While I was growing up, I remember my parents and teachers saying, “Your brain is like a sponge.” Of course, I didn’t understand what they meant, but as cliché as this statement is, it actually reveals a lot about children’s amazing abilities to absorb and remember impressive amounts of information. From new words and concepts, to detailed locations and even foul phrases, I learned to communicate using the complex rules of two languages during my childhood. I looked at the world with wonder, while adapting and making sense of it by remembering its complexities. But as I got older, I grew out of this ultra-powerful learning and memory, as most children do. What changes in our brains as we get older, and how do those changes affect our ability to learn?
Researchers have known that NMDA receptors (NMDARs), certain types of glutamato receptors, are the predominant devices for controlling synaptic plasticity and memory functions in the hippocampus, an area of the brain that is important in the consolidation of information from short term memory to long term memory. NMDARs are made up two types of smaller subunits: NR2A y NR2B. Children’s brains have more NR2B subunits, which lengthen and strengthen synaptic connections between neurons to help kids form a lot of long-term memories. As kids age, the population of NR2B receptors subunits are progressively outnumbered by NR2A subunits. Could this switch account for the changes we experience in our memory as we age?
A new study from Georgia Regents University published in this month’s edition of Nature Scientific Reports, offers some new insights about the way we remember information as we age. Researchers generated a transgenic mouse line that overexpressed NR2A receptor subunits to match the adult brain even when the mice were young. These mice had normal basic behaviors and short-term memory, but exhibited broad long-term memory deficits as revealed by several behavioral paradigms.

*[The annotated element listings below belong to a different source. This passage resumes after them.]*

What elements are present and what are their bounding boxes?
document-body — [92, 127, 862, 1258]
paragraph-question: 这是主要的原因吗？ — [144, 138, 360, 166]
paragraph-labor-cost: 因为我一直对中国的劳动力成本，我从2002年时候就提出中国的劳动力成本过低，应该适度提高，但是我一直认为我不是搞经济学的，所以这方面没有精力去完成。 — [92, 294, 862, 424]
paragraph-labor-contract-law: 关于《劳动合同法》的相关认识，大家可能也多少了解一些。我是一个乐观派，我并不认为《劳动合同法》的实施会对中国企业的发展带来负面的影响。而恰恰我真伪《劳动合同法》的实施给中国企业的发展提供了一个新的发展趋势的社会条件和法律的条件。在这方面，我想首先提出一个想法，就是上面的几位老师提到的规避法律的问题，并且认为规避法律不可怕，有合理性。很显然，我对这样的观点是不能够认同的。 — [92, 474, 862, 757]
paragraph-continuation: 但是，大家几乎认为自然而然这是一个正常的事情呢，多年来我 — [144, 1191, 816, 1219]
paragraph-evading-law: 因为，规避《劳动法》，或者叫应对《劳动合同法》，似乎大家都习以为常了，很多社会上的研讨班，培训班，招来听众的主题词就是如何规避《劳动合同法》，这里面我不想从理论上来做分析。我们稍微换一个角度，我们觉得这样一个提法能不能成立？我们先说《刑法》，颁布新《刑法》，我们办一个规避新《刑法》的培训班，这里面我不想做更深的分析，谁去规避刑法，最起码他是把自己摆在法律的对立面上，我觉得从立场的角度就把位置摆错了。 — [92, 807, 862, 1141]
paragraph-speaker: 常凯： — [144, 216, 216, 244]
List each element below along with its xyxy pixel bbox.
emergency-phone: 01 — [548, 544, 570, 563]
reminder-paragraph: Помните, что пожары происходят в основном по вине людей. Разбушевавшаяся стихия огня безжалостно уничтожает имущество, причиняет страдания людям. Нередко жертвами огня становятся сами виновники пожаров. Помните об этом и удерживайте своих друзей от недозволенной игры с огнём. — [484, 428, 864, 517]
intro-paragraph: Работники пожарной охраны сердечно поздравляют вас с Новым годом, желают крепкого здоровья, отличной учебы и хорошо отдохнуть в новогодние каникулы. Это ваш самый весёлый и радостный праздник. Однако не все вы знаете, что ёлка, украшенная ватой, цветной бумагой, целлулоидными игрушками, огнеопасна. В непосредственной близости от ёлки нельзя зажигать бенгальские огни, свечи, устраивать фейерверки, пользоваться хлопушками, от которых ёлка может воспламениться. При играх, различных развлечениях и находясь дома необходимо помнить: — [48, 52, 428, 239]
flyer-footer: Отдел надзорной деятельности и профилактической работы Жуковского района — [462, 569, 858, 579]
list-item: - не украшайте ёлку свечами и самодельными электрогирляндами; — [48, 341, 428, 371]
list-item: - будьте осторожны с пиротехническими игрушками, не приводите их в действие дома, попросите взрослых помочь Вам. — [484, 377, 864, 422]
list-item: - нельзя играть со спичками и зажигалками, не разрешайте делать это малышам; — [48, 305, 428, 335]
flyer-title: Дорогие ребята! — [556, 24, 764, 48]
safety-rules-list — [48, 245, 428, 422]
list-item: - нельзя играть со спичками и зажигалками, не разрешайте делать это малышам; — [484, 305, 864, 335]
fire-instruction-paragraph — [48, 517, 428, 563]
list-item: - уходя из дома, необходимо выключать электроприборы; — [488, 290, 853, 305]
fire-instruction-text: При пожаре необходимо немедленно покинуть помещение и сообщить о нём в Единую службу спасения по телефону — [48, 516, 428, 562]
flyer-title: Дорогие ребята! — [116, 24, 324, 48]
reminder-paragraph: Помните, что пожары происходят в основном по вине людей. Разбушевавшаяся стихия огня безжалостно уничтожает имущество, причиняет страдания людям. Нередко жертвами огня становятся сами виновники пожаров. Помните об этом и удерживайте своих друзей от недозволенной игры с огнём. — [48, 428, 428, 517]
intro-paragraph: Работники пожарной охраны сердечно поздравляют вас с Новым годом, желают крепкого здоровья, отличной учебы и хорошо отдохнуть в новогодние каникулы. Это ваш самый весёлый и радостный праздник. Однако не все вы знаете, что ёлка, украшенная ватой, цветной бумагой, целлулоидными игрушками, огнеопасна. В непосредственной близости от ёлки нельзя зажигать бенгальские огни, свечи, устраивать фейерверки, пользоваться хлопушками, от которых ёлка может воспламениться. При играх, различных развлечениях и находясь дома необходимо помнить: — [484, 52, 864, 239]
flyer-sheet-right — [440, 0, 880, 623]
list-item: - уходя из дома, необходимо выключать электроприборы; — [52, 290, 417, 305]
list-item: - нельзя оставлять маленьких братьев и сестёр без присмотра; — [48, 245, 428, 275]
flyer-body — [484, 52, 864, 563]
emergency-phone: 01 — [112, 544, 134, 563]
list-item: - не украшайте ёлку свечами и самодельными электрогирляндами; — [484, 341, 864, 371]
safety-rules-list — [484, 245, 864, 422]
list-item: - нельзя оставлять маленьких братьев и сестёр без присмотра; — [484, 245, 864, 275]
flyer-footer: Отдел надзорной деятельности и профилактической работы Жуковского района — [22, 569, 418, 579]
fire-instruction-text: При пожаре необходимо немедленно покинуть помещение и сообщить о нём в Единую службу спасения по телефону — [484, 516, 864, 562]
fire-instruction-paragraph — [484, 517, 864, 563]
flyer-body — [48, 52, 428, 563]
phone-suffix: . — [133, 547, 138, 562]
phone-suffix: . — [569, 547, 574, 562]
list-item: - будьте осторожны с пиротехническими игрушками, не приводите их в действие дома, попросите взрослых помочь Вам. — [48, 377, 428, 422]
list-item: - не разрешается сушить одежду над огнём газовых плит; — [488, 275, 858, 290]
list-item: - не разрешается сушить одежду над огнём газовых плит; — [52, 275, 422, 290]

En novel object recognition tests, mice and rats tend to spend more time interacting with a new object, rather than one previously encountered, so it is used to assess memory of interaction with new objects. The transgenic mice with a higher proportion of NR2As could learn, remember, and retrieve the memory of the older object on the short-term just like the wild-type mice. However, they were impaired in long-term object recognition memory and were unable to distinguish between the novel object and the familiar object after 24 hours of the initial learning. Similar results were observed in fear conditioning memory tests, which is also used to test memory. The transgenic mice were impaired in turning both short-term contextual and cued fear memories into long-term memories regardless of whether the fear conditioning occurred in hippocampal-dependent or hippocampal independent manner.
Together, these results demonstrate that high NR2A levels, like those found in adults, can selectively affect long-term memory formation. This is not necessarily a bad thing, however, as adults are still able make strong neural connections and short term memories. Adults simply cannot form long-term memories to the same degree as children, who have higher NR2B levels. Perhaps this is the brain’s way of saving the information that is truly significant.
Cui Z., Feng R., Jacobs S., Duan Y., Wang H., Cao X. & Tsien J.Z. (2013). Increased NR2A:NR2B ratio compresses long-term depression range and constrains long-term memory, Scientific Reports, 3 DOI: 10.1038/srep01036
Images adapted from Wikimedia (Sponge 1 y Sponge 2), and Taglialatela G., Hogan D., Zhang W.R. & Dineley K.T. (2009). Intermediate- and long-term recognition memory deficits in Tg2576 mice are reversed with acute calcineurin inhibition, Behavioural Brain Research, 200 (1) 95-99. DOI: 10.1016/j.bbr.2008.12.034.